We compute all three for any Wagecard with a salary input. The model treats AI substitution like any other capital project: the Year 0 transition cost is the cash outflow (training, integration, oversight tooling, error remediation reserves); the annual savings are the delta between the loaded human cost of the displaced task hours and the operational AI cost to produce the same output. Discount rate defaults to 10% (typical mid-market WACC) and is adjustable inside the Investment view.
NPV (5-year)
Sum of discounted annual savings minus the Year 0 transition cost. A positive NPV means the deployment creates value at the given discount rate; negative means the firm is better off keeping the human work in place.
IRR
The annual return the project earns on its capital. Compared against the firm's hurdle rate (WACC). A 35% IRR with cheap capital means “do it now”; a 6% IRR means “reconsider.”
Payback period
Years before cumulative savings recover the transition cost. A sanity check against NPV/IRR. Positive NPV with a 6-year payback may still be rejected if the firm needs faster cash recovery.
Full worked example with the math — including how the Year 0 transition cost flips IRR computability — lives in our NPV / IRR / Payback explainer. Pro accounts also get the Investment view inside each Wagecard with editable discount rate, transition-cost band, and sensitivity scan.

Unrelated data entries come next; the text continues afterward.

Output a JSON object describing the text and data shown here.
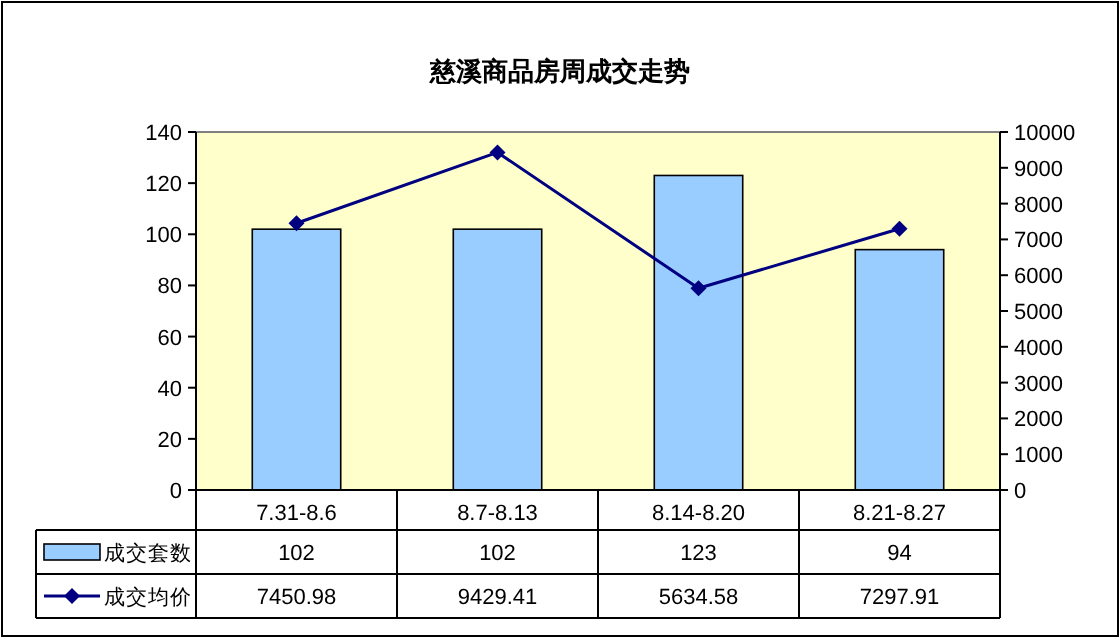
{
  "chart_data": {
    "type": "bar",
    "title": "慈溪商品房周成交走势",
    "categories": [
      "7.31-8.6",
      "8.7-8.13",
      "8.14-8.20",
      "8.21-8.27"
    ],
    "series": [
      {
        "name": "成交套数",
        "color": "#99ccff",
        "values": [
          102,
          102,
          123,
          94
        ]
      },
      {
        "name": "成交均价",
        "type": "line",
        "axis": "y2",
        "color": "#000080",
        "marker": "diamond",
        "values": [
          7450.98,
          9429.41,
          5634.58,
          7297.91
        ]
      }
    ],
    "ylim": [
      0,
      140
    ],
    "yticks": [
      0,
      20,
      40,
      60,
      80,
      100,
      120,
      140
    ],
    "y2lim": [
      0,
      10000
    ],
    "y2ticks": [
      0,
      1000,
      2000,
      3000,
      4000,
      5000,
      6000,
      7000,
      8000,
      9000,
      10000
    ],
    "data_labels": true,
    "legend": "bottom",
    "grid": false
  }
}
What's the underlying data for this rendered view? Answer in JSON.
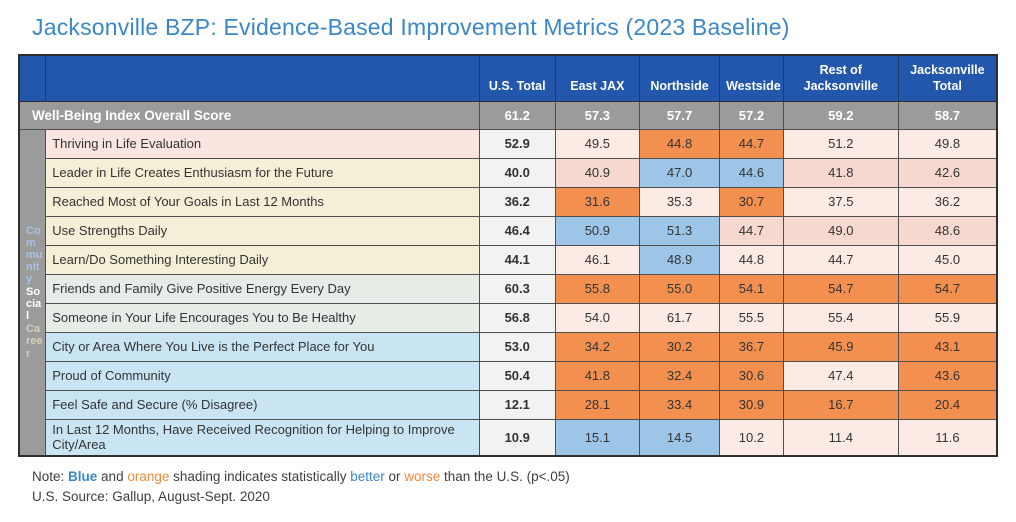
{
  "title": "Jacksonville BZP: Evidence-Based Improvement Metrics (2023 Baseline)",
  "chart_data": {
    "type": "table",
    "title": "Jacksonville BZP: Evidence-Based Improvement Metrics (2023 Baseline)",
    "columns": [
      "U.S. Total",
      "East JAX",
      "Northside",
      "Westside",
      "Rest of Jacksonville",
      "Jacksonville Total"
    ],
    "overall_row": {
      "label": "Well-Being Index Overall Score",
      "values": [
        "61.2",
        "57.3",
        "57.7",
        "57.2",
        "59.2",
        "58.7"
      ]
    },
    "side_labels": [
      {
        "text": "Community",
        "color": "#A9C2E4"
      },
      {
        "text": "Social",
        "color": "#FFFFFF"
      },
      {
        "text": "Career",
        "color": "#D6D0B8"
      }
    ],
    "shading_legend": {
      "blue_means": "statistically better than the U.S.",
      "orange_means": "statistically worse than the U.S.",
      "blue_hex": "#9DC5E8",
      "orange_hex": "#F4904F"
    },
    "rows": [
      {
        "label": "Thriving in Life Evaluation",
        "label_bg": "pink",
        "us": "52.9",
        "values": [
          "49.5",
          "44.8",
          "44.7",
          "51.2",
          "49.8"
        ],
        "shades": [
          "p1",
          "orange",
          "orange",
          "p1",
          "p1"
        ]
      },
      {
        "label": "Leader in Life Creates Enthusiasm for the Future",
        "label_bg": "cream",
        "us": "40.0",
        "values": [
          "40.9",
          "47.0",
          "44.6",
          "41.8",
          "42.6"
        ],
        "shades": [
          "p2",
          "blue",
          "blue",
          "p2",
          "p2"
        ]
      },
      {
        "label": "Reached Most of Your Goals in Last 12 Months",
        "label_bg": "cream",
        "us": "36.2",
        "values": [
          "31.6",
          "35.3",
          "30.7",
          "37.5",
          "36.2"
        ],
        "shades": [
          "orange",
          "p1",
          "orange",
          "p1",
          "p1"
        ]
      },
      {
        "label": "Use Strengths Daily",
        "label_bg": "cream",
        "us": "46.4",
        "values": [
          "50.9",
          "51.3",
          "44.7",
          "49.0",
          "48.6"
        ],
        "shades": [
          "blue",
          "blue",
          "p2",
          "p2",
          "p2"
        ]
      },
      {
        "label": "Learn/Do Something Interesting Daily",
        "label_bg": "cream",
        "us": "44.1",
        "values": [
          "46.1",
          "48.9",
          "44.8",
          "44.7",
          "45.0"
        ],
        "shades": [
          "p1",
          "blue",
          "p1",
          "p1",
          "p1"
        ]
      },
      {
        "label": "Friends and Family Give Positive Energy Every Day",
        "label_bg": "mint",
        "us": "60.3",
        "values": [
          "55.8",
          "55.0",
          "54.1",
          "54.7",
          "54.7"
        ],
        "shades": [
          "orange",
          "orange",
          "orange",
          "orange",
          "orange"
        ]
      },
      {
        "label": "Someone in Your Life Encourages You to Be Healthy",
        "label_bg": "mint",
        "us": "56.8",
        "values": [
          "54.0",
          "61.7",
          "55.5",
          "55.4",
          "55.9"
        ],
        "shades": [
          "p1",
          "p1",
          "p1",
          "p1",
          "p1"
        ]
      },
      {
        "label": "City or Area Where You Live is the Perfect Place for You",
        "label_bg": "lblue",
        "us": "53.0",
        "values": [
          "34.2",
          "30.2",
          "36.7",
          "45.9",
          "43.1"
        ],
        "shades": [
          "orange",
          "orange",
          "orange",
          "orange",
          "orange"
        ]
      },
      {
        "label": "Proud of Community",
        "label_bg": "lblue",
        "us": "50.4",
        "values": [
          "41.8",
          "32.4",
          "30.6",
          "47.4",
          "43.6"
        ],
        "shades": [
          "orange",
          "orange",
          "orange",
          "p1",
          "orange"
        ]
      },
      {
        "label": "Feel Safe and Secure (% Disagree)",
        "label_bg": "lblue",
        "us": "12.1",
        "values": [
          "28.1",
          "33.4",
          "30.9",
          "16.7",
          "20.4"
        ],
        "shades": [
          "orange",
          "orange",
          "orange",
          "orange",
          "orange"
        ]
      },
      {
        "label": "In Last 12 Months, Have Received Recognition for Helping to Improve City/Area",
        "label_bg": "lblue",
        "us": "10.9",
        "values": [
          "15.1",
          "14.5",
          "10.2",
          "11.4",
          "11.6"
        ],
        "shades": [
          "blue",
          "blue",
          "p1",
          "p1",
          "p1"
        ]
      }
    ]
  },
  "note": {
    "prefix": "Note: ",
    "blue_word": "Blue",
    "and_word": " and ",
    "orange_word": "orange",
    "mid": " shading indicates statistically ",
    "better_word": "better",
    "or_word": " or ",
    "worse_word": "worse",
    "suffix": " than the U.S. (p<.05)"
  },
  "source_line": "U.S. Source: Gallup, August-Sept. 2020"
}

What we deliberately do NOT model: option value (the right to defer deployment until capability or cost improves), strategic redeployment value (freed human hours redirected to higher-leverage work), or terminal value beyond Year 5. These matter at scale; our model is calibrated to be conservative for the individual and mid-market read, not to oversell upside.
External validation of the operational-cost thesis
Wagecore's central claim — that capability does not equal economic viability, and that the full cost of AI substitution includes oversight, retries, error cost, and integration overhead — is not unique to us. As of April 2026:
- Bryan Catanzaro, VP of Applied Deep Learning at Nvidia, told Axios on April 26, 2026: “For my team, the cost of compute is far beyond the costs of the employees.” Fortune
- MIT CSAIL (2024) found AI automation economically viable in only 23% of vision-primary roles at current cost structures; in 77%, human labor remains cheaper. study
- BCG (2025) — only 5% of companies are capturing AI value at scale; ~60% report no material value despite investment. BCG
- Klarna (2025–2026) publicly reversed its 700-role customer-service replacement after repeat-contact rates rose 25% and CSAT dropped on complex tickets — and resumed hiring humans.
- Uber (April 2026)burned its full 2026 AI coding budget in four months under token-based pricing — CTO publicly noted being “back to the drawing board.”
This is the gap Wagecore prices. Capability is rising. Economic viability is not — yet, and not uniformly. Our four-class taxonomy is calibrated to where AI is operationally cheaper today, not where it could be in 2030.